Die Organisatoren betonen jedoch, dass nicht nur ohnehin kunstinteressierte Menschen von der Biennale angesprochen werden sollten, sondern auch Laien und Skeptiker gegenüber moderner Kunst. Jeden Alters.

Bei der dritten Auflage wurden verstärkt Begegnungen zwischen Künstlern und Publikum geschaffen, Kunst dank Mitmachaktionen und Performances erlebbar gemacht, Kunstschaffende standen zu persönlichen Fragen über Werk und Leben Rede und Antwort, resümiert Dietmar Gubin. Er ist für die Öffentlichkeitsarbeit der MKH verantwortlich. Es habe tiefgehende, interessierte Gespräche gegeben. „Das sind sehr gute Anregungen für die Biennale 2020. Diese Berührungen, die zwischen Künstlern und Besuchern stattfanden, sollten auch beim nächsten Mal geboten werden.“ Das Thema, das in zwei Jahren im Mittelpunkt steht, ist noch unbekannt. Das wird von dem Kurator gewählt, der sich bei einer Ausschreibung des MKH-Vereins durchsetzt.
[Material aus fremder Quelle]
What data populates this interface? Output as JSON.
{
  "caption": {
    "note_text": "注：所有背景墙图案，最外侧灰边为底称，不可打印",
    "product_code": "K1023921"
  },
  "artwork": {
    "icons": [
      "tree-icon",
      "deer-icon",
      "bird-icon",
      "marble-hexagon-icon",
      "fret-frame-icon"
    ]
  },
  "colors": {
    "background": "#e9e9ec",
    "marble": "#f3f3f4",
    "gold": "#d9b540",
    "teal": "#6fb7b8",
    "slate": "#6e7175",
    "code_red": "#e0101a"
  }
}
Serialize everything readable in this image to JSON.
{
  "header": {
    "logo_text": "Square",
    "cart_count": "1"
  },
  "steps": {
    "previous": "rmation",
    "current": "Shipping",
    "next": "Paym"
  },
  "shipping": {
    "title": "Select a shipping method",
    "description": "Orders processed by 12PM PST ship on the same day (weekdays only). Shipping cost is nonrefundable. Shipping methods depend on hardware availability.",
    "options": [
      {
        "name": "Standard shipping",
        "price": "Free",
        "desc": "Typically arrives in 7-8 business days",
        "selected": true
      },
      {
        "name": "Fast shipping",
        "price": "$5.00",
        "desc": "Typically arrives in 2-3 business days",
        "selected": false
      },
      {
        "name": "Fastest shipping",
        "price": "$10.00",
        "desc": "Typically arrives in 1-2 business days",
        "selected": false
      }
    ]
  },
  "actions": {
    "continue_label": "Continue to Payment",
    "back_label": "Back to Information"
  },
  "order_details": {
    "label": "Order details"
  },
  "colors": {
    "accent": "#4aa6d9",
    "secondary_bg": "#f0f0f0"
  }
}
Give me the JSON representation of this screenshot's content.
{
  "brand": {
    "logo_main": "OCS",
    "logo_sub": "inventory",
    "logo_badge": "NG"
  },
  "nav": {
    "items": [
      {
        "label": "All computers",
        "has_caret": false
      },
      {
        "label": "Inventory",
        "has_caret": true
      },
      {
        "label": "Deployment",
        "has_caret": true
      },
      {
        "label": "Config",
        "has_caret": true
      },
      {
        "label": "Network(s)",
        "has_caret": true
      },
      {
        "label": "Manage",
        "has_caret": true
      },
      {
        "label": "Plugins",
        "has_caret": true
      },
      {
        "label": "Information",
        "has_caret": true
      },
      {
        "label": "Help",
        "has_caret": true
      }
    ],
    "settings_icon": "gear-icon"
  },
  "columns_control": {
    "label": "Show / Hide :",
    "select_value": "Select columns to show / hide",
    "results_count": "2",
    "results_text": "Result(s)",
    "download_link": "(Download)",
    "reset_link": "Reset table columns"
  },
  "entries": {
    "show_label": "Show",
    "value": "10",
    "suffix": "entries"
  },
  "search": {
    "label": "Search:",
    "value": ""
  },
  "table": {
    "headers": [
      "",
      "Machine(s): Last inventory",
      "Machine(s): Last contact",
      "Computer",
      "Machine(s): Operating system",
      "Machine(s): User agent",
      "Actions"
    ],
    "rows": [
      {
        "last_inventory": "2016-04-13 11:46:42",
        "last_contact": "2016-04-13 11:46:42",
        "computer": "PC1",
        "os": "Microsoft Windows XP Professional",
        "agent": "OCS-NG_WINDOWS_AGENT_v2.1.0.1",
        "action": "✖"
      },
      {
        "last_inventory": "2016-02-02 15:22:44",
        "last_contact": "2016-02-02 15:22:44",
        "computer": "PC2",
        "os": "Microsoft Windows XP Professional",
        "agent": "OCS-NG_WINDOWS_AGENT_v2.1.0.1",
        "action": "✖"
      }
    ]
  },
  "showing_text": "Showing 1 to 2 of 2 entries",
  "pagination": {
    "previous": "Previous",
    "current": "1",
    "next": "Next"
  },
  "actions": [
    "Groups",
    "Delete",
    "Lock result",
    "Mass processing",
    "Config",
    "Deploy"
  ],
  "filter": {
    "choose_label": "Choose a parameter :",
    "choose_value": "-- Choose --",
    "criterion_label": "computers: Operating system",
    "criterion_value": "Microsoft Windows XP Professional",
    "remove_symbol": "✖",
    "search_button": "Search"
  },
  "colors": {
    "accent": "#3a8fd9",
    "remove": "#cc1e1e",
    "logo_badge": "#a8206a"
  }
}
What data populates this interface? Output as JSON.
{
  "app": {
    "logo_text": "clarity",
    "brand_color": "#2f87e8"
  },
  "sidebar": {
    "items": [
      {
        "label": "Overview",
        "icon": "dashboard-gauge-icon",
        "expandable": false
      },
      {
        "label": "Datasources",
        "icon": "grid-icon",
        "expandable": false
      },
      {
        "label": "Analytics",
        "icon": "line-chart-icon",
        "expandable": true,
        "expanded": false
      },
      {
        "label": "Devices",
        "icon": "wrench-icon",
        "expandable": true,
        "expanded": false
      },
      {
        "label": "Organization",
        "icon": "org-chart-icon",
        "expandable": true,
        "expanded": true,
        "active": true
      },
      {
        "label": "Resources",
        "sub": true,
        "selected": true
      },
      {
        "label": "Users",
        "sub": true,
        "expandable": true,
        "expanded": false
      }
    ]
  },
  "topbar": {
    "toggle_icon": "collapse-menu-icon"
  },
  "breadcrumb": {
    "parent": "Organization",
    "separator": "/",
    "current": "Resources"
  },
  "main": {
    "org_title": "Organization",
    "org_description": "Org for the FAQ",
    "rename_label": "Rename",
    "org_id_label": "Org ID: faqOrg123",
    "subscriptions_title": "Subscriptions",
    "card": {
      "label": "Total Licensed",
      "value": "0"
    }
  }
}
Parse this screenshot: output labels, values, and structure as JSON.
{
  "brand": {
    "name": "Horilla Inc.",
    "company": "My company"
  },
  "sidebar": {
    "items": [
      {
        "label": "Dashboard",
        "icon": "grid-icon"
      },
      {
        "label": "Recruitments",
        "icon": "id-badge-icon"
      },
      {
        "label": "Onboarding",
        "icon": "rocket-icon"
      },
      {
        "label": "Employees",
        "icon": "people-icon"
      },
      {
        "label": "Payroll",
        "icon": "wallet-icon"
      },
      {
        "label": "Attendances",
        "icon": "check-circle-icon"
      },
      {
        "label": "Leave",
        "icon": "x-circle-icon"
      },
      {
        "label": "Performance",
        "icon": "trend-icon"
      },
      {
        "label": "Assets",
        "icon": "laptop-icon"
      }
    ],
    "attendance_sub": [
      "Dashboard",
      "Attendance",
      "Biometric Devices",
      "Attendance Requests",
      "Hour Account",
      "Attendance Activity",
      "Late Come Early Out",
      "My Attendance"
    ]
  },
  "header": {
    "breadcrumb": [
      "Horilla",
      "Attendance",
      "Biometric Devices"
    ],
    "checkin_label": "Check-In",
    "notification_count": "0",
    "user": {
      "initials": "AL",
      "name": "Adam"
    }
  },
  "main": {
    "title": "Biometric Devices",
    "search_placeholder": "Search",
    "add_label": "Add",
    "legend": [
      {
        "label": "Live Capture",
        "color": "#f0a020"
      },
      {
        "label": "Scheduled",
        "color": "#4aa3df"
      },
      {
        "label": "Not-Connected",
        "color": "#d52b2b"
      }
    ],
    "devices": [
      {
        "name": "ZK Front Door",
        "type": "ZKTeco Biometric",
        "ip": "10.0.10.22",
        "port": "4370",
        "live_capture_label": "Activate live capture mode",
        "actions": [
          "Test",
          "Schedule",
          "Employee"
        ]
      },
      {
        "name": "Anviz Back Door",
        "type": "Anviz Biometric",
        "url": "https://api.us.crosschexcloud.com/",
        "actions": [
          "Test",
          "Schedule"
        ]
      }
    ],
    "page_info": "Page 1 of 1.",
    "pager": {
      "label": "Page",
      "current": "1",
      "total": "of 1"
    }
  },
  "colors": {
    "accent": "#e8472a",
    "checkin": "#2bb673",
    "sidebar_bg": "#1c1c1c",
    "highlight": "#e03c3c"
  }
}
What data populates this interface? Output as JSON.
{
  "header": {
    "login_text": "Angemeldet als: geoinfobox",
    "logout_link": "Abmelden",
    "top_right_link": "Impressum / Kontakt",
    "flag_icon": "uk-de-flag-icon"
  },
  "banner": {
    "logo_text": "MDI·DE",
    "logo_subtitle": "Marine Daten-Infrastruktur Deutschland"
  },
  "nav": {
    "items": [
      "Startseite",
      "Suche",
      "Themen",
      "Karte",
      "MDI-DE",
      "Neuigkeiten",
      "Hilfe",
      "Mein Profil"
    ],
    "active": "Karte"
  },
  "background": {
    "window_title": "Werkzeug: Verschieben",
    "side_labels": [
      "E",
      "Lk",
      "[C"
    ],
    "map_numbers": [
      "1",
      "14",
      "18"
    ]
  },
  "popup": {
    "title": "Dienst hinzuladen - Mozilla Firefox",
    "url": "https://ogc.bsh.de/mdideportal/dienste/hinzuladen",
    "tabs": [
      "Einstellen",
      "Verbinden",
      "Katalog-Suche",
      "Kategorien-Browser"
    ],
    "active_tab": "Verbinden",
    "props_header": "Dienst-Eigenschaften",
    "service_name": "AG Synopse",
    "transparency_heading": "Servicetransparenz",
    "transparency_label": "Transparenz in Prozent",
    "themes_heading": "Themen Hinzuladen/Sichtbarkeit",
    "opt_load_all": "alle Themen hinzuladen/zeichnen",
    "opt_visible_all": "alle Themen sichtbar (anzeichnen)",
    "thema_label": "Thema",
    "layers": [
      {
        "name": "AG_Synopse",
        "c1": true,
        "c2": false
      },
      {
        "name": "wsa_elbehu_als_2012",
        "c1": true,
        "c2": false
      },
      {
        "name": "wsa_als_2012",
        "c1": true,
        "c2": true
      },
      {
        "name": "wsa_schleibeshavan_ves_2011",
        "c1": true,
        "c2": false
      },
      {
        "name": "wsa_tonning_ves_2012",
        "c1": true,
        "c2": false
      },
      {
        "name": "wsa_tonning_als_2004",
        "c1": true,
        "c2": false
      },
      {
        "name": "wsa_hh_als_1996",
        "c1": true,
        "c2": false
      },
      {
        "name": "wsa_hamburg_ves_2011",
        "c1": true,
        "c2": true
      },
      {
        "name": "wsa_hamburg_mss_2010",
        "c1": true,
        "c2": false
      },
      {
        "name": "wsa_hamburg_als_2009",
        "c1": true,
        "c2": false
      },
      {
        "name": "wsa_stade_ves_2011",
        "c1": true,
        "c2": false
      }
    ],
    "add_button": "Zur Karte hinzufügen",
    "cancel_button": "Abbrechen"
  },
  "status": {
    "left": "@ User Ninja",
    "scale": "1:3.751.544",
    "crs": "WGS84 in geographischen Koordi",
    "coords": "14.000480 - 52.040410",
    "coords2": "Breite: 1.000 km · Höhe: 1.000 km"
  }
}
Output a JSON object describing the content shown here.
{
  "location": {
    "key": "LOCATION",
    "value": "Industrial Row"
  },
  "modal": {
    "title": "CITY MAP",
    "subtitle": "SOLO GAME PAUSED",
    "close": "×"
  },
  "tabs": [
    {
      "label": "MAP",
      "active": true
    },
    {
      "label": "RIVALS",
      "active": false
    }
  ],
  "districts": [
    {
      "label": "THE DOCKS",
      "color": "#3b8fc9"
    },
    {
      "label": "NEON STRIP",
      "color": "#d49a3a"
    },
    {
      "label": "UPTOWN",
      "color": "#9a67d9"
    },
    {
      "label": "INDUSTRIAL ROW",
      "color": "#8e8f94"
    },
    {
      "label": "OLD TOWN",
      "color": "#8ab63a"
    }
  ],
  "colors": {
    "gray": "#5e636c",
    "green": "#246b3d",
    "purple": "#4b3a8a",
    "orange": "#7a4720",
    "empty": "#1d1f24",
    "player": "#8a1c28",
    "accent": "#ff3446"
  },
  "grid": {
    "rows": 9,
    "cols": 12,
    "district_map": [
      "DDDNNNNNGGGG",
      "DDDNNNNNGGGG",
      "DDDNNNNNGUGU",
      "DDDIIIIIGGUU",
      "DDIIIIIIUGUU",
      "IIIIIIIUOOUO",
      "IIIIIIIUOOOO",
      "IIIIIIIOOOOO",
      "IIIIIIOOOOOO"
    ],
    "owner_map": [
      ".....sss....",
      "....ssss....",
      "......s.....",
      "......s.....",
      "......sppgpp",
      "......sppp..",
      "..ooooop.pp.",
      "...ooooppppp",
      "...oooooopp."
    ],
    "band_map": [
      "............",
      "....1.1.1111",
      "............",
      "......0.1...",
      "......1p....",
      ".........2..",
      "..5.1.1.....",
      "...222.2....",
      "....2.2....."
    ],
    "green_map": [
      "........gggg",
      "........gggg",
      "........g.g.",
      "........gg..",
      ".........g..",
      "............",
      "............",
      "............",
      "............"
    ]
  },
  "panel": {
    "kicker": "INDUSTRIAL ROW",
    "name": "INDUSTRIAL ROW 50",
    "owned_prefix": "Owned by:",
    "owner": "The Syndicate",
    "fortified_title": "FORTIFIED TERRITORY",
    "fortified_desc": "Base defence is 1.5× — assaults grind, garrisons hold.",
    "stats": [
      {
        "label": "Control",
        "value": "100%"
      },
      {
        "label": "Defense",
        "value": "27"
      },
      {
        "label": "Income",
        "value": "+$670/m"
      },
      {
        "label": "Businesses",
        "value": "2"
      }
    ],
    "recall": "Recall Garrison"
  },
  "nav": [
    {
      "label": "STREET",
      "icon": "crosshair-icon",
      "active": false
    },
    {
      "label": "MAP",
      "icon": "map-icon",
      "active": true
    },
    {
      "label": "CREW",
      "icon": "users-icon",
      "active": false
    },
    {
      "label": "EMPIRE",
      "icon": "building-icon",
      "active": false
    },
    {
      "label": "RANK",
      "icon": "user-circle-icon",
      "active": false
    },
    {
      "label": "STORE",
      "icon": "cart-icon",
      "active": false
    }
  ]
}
Doch zunächst stecken die Mitstreiter noch mitten in der Auswertung der dritten Biennale. Immerhin wollen die Geldgeber – die MKH wird dank Spenden und Fördergeld finanziert – wissen, ob sich die Investition gelohnt hat.

Nach Erhebung der ersten Zahlen zeigen sich die Organisatoren um Ilka Leukefeld zufrieden. Allein an den ersten drei Ausstellungstagen wurden 548 Besucher gezählt. Die Besucher der Vernissage und der Performances sind dabei noch nicht eingerechnet.

Als Erfolg verbuchen die MKH-Macher auch das neue Konzept, Kunstvermittlung anzubieten. Jette Held, selbst Künstlerin, führte Gruppen zu den Ausstellungsorten und auf spielerische Weise an die gezeigten Arbeiten heran. 292 Personen nahm sie insgesamt mit auf diese Entdeckungsreise. 280 weitere klebten unter ihrer Anleitung den Tüten-Ballon zusammen. „Kindergärten und Schulen beteiligten sich an den kostenlosen Führungen und Kunstworkshops, welche ihnen die ausgestellte Gegenwartskunst zum Greifen nahe brachte“, so Ilka Leukefeld.

Das Fazit des Schirmherrs, Oberbürgermeister Andreas Henke (Die Linke), fällt ebenfalls positiv aus. Seiner Meinung nach hat die MKH eine Strahlkraft über die Stadtgrenzen hinaus. Die präsentierte Kunst sei eine Reflexion gesellschaftlicher Zustände, „die unser Leben prägen mit Abhängigkeiten durch Klimaveränderung, Ressourcenverbrauch, Müll in unvorstellbaren Dimensionen, Technik und Digitalisierung. Diese Biennale hat für sensible Themen ein Achtungszeichen und Impulse gesetzt. Auch für das Leben in Halberstadt“, betont er.